Wir haben verlernt, geduldig zu sein. Eine Flut von Informationen sowie die meisten Produkte und Dienstleistungen sind nur einen Mausklick entfernt. Die Kommunikation findet oftmals ohne Sichtkontakt und auf wenige Worte reduziert über elektronische Medien statt. Wir sind gewohnt, alles sofort zu bekommen, warum also sollten wir Geduld üben? Ganz einfach, weil wir in vielen Situationen Geduld und Gelassenheit brauchen. Warum das so ist und wie Sie Geduld erlernen – hier sind die wichtigsten 5 Tipps.

 

Gute Gründe, Geduld zu erlernen

 

Beruflicher und privater Erfolg können nicht mithilfe einer Wunderpille erreicht werden. Denn den über Nacht eintretenden Erfolg gibt es nicht. Dafür braucht es viele Eigenschaften, unter anderem Fleiß und vor allem Geduld. Sie bezeichnet die Fähigkeit, nicht aufzugeben, durchzuhalten, nach einem symbolischen Sturz wieder aufzustehen und weiterzumachen. Geduld ist immer wieder Gegenstand von Forschungen. Dabei kamen Wissenschaftler unter anderem zu dem Schluss, dass derjenige erfolgreicher ist, der Versuchungen widerstehen kann anstatt sofort loszulegen. Erwiesen ist außerdem, dass es möglich ist, mit Geduld und Ausdauer mangelnde Intelligenz auszugleichen. Langzeitbeobachtungen haben ergeben, dass Geduld ausgeglichen macht und eine positive Wirkung auf die Gesundheit hat. Wer von Kindesbeinen an Selbstbeherrschung erlernt, wird später zufriedener im Job, ist in der Lage, eine stabile Beziehung zu führen und gerät seltener in Abhängigkeiten in Form einer Spiel- oder Alkoholsucht.

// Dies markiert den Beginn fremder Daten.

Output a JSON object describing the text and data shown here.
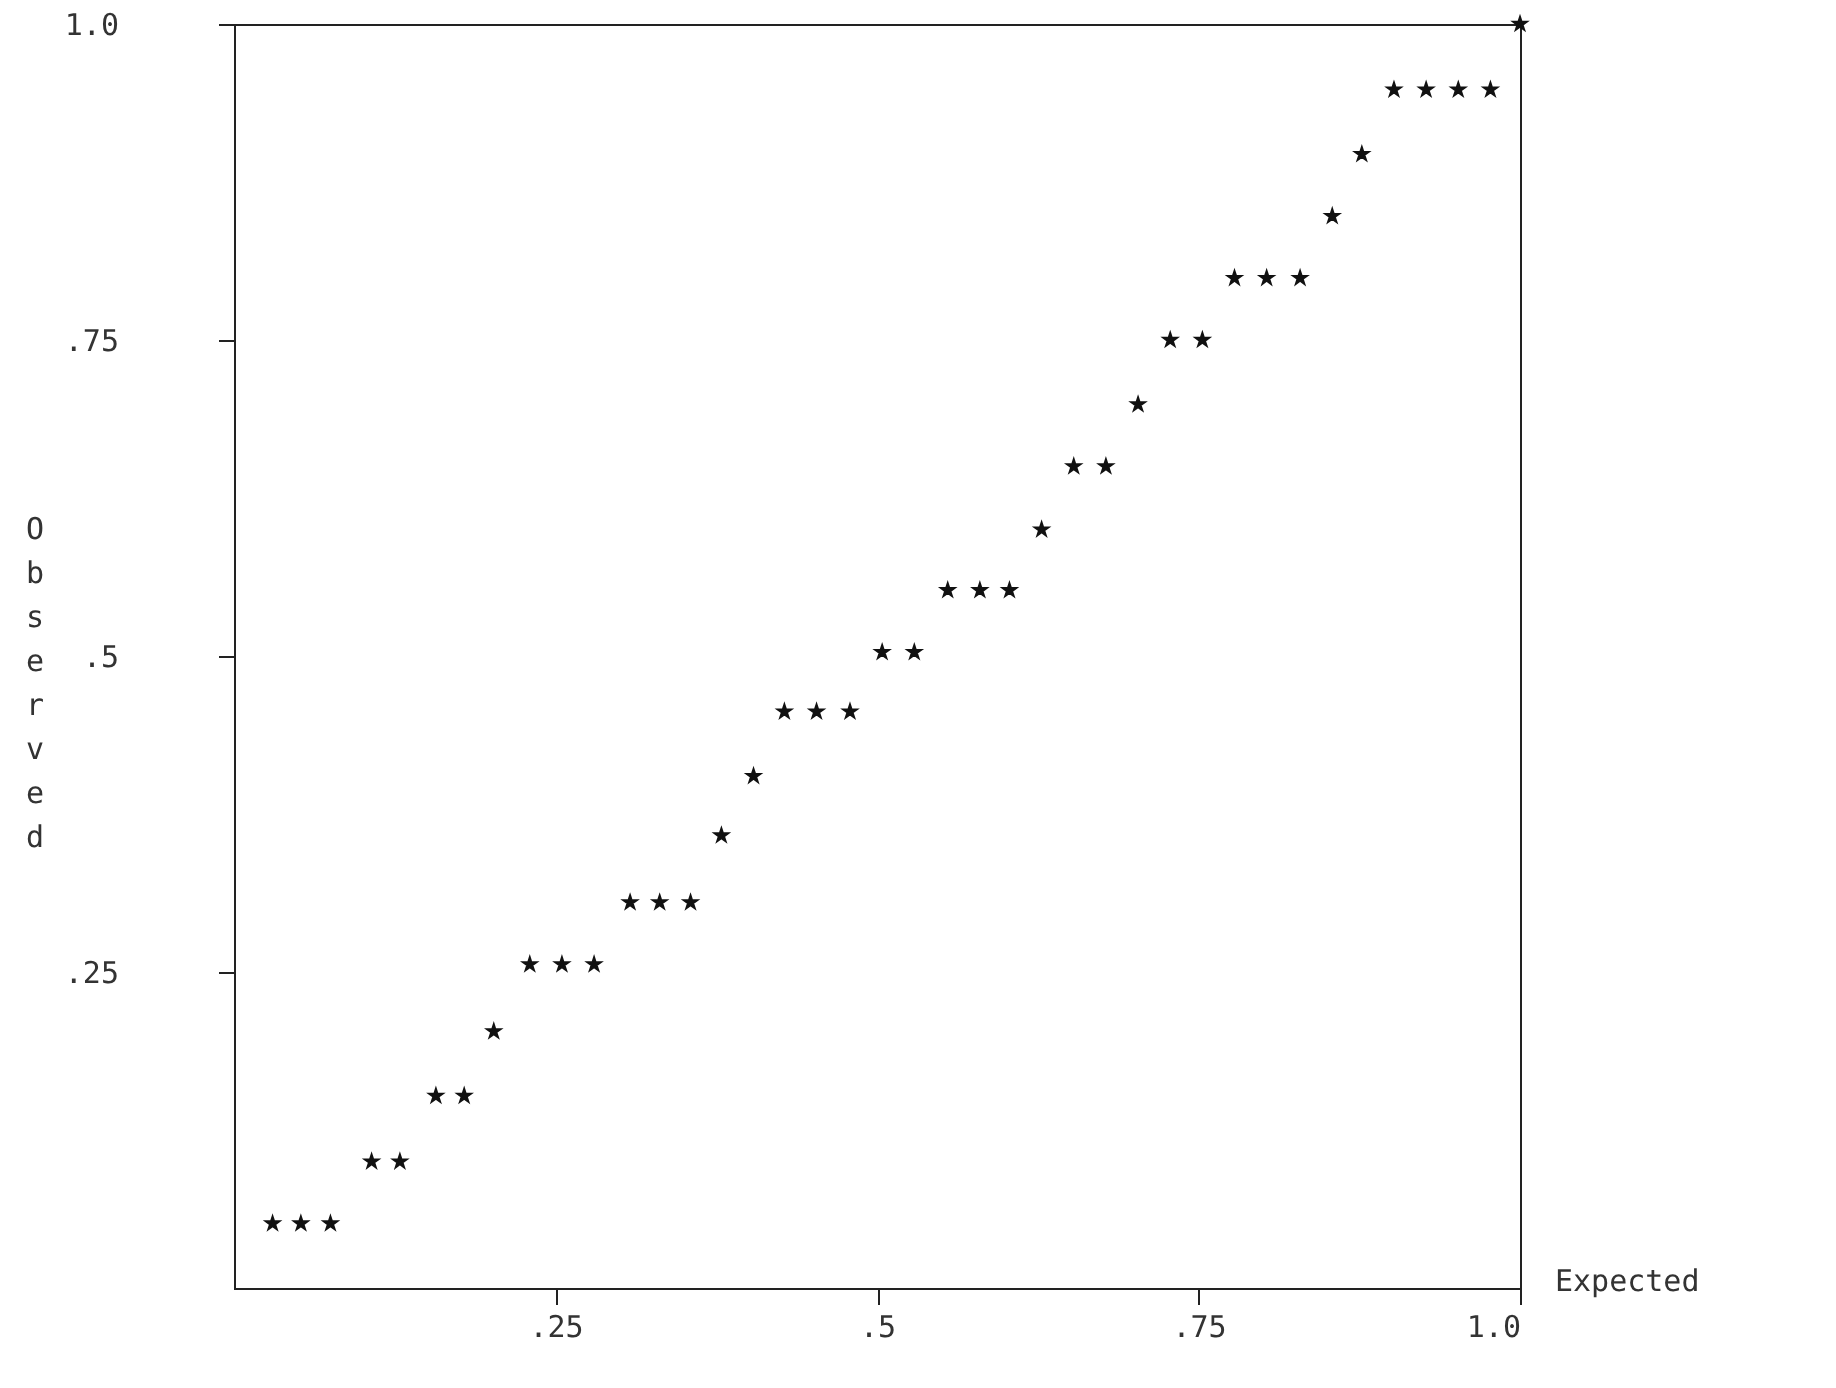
{
  "chart_data": {
    "type": "scatter",
    "xlabel": "Expected",
    "ylabel": "Observed",
    "marker": "star",
    "color": "#111111",
    "grid": false,
    "x": [
      0.03,
      0.052,
      0.075,
      0.107,
      0.129,
      0.157,
      0.179,
      0.202,
      0.23,
      0.255,
      0.28,
      0.308,
      0.331,
      0.355,
      0.379,
      0.404,
      0.428,
      0.453,
      0.479,
      0.504,
      0.529,
      0.555,
      0.58,
      0.603,
      0.628,
      0.653,
      0.678,
      0.703,
      0.728,
      0.753,
      0.778,
      0.803,
      0.829,
      0.854,
      0.877,
      0.902,
      0.927,
      0.952,
      0.977,
      1.0
    ],
    "values": [
      0.051,
      0.051,
      0.051,
      0.1,
      0.1,
      0.152,
      0.152,
      0.203,
      0.256,
      0.256,
      0.256,
      0.305,
      0.305,
      0.305,
      0.358,
      0.405,
      0.456,
      0.456,
      0.456,
      0.503,
      0.503,
      0.552,
      0.552,
      0.552,
      0.6,
      0.65,
      0.65,
      0.699,
      0.75,
      0.75,
      0.799,
      0.799,
      0.799,
      0.848,
      0.897,
      0.948,
      0.948,
      0.948,
      0.948,
      1.0
    ],
    "xlim": [
      0,
      1
    ],
    "ylim": [
      0,
      1
    ],
    "xticks": [
      {
        "value": 0.25,
        "label": ".25"
      },
      {
        "value": 0.5,
        "label": ".5"
      },
      {
        "value": 0.75,
        "label": ".75"
      },
      {
        "value": 1,
        "label": "1.0"
      }
    ],
    "yticks": [
      {
        "value": 0.25,
        "label": ".25"
      },
      {
        "value": 0.5,
        "label": ".5"
      },
      {
        "value": 0.75,
        "label": ".75"
      },
      {
        "value": 1,
        "label": "1.0"
      }
    ]
  }
}
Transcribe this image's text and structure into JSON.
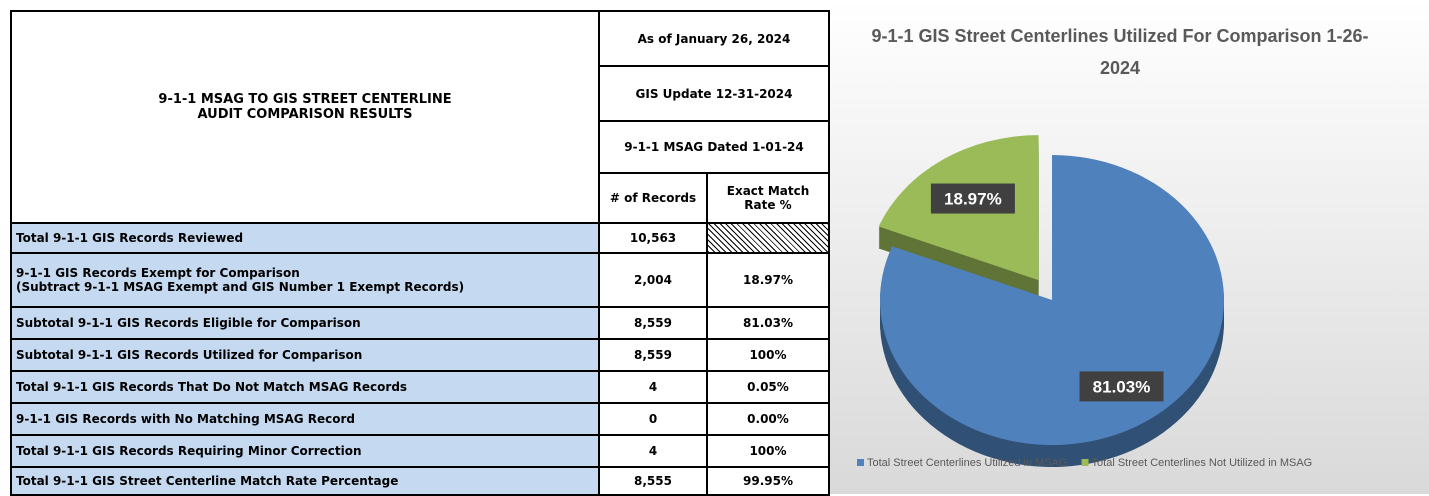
{
  "table": {
    "title_lines": [
      "9-1-1 MSAG TO GIS STREET CENTERLINE",
      "AUDIT COMPARISON RESULTS"
    ],
    "header_rows": [
      "As of January 26, 2024",
      "GIS Update 12-31-2024",
      "9-1-1 MSAG Dated 1-01-24"
    ],
    "columns": [
      "# of Records",
      "Exact Match Rate %"
    ],
    "rows": [
      {
        "label": "Total 9-1-1 GIS Records Reviewed",
        "records": "10,563"
      },
      {
        "label": "9-1-1 GIS Records Exempt for Comparison",
        "sublabel": "(Subtract 9-1-1 MSAG Exempt and GIS Number 1 Exempt Records)",
        "records": "2,004",
        "rate": "18.97%"
      },
      {
        "label": "Subtotal 9-1-1 GIS Records Eligible for Comparison",
        "records": "8,559",
        "rate": "81.03%"
      },
      {
        "label": "Subtotal 9-1-1 GIS Records Utilized for Comparison",
        "records": "8,559",
        "rate": "100%"
      },
      {
        "label": "Total 9-1-1 GIS Records That Do Not Match MSAG Records",
        "records": "4",
        "rate": "0.05%"
      },
      {
        "label": "9-1-1 GIS Records with No Matching MSAG Record",
        "records": "0",
        "rate": "0.00%"
      },
      {
        "label": "Total 9-1-1 GIS Records Requiring Minor Correction",
        "records": "4",
        "rate": "100%"
      },
      {
        "label": "Total 9-1-1 GIS Street Centerline Match Rate Percentage",
        "records": "8,555",
        "rate": "99.95%"
      }
    ]
  },
  "chart_data": {
    "type": "pie",
    "title": "9-1-1 GIS Street Centerlines Utilized For Comparison 1-26-2024",
    "categories": [
      "Total Street Centerlines Utilized in MSAG",
      "Total Street Centerlines Not Utilized in MSAG"
    ],
    "values": [
      81.03,
      18.97
    ],
    "value_labels": [
      "81.03%",
      "18.97%"
    ],
    "colors": [
      "#4f81bd",
      "#9bbb59"
    ],
    "legend": "bottom"
  }
}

Die Fähigkeit, geduldig zu sein, wird bereits in frühen Jahren zwischen dem dritten und sechsten Lebensjahr entwickelt. Ob es ein “Geduldsgen” gibt, ist wissenschaftlich nicht ausreichend erforscht. Wissenschaftlich gesichert ist jedoch, dass Geduld gezielt gefördert werden kann. Voraussetzung ist, dass Eltern ihrem Vorbildcharakter gerecht werden. Denn je eher sie Versprechen einhalten und je verlässlicher sie sind, umso besser lernen Kinder, dass sich Geduld auszahlt beziehungsweise dass sich Warten in Verbindung mit einer Belohnung lohnt. Wer ungeduldig ist, muss dennoch nicht verzweifeln. Es gibt gute Strategien, mit denen Sie Geduld und Gelassenheit trainieren können.

 

 

5 Tipps: Die wichtigsten Strategien für mehr Geduld und Gelassenheit

 

Tipp 1: Leben Sie im “Hier und Jetzt”

 

Meistens sind es Gedanken an die Zukunft oder Erinnerungen an die Vergangenheit, die uns beschäftigen. Entlasten Sie sich, indem Sie den Fokus auf die Gegenwart richten. Es ist wenig hilfreich, ungeduldig auf etwas zu warten, was sich vielleicht in der Zukunft ereignen könnte. Dieses in die Zukunft Hineinleben, das verbunden ist mit einer hohen Erwartungshaltung, ist auf Dauer frustrierend. Denn meistens kommt es anders als man denkt. Insoweit macht es keinen Sinn, sich mit Mutmaßungen zu beschäftigen und an Zukunftsfragen zu verzweifeln. Um die Gegenwart von der Zukunft und der Vergangenheit loszulösen, ist es sinnvoll zu hinterfragen, welche Alltagssituationen Sie ungeduldig werden lassen. Notieren Sie sich diese Momente, um einen Überblick über die Häufigkeit und die Gründe zu bekommen. Fragen Sie sich, ob diese Ungeduld berechtigt ist und ob Sie ein Muster erkennen können.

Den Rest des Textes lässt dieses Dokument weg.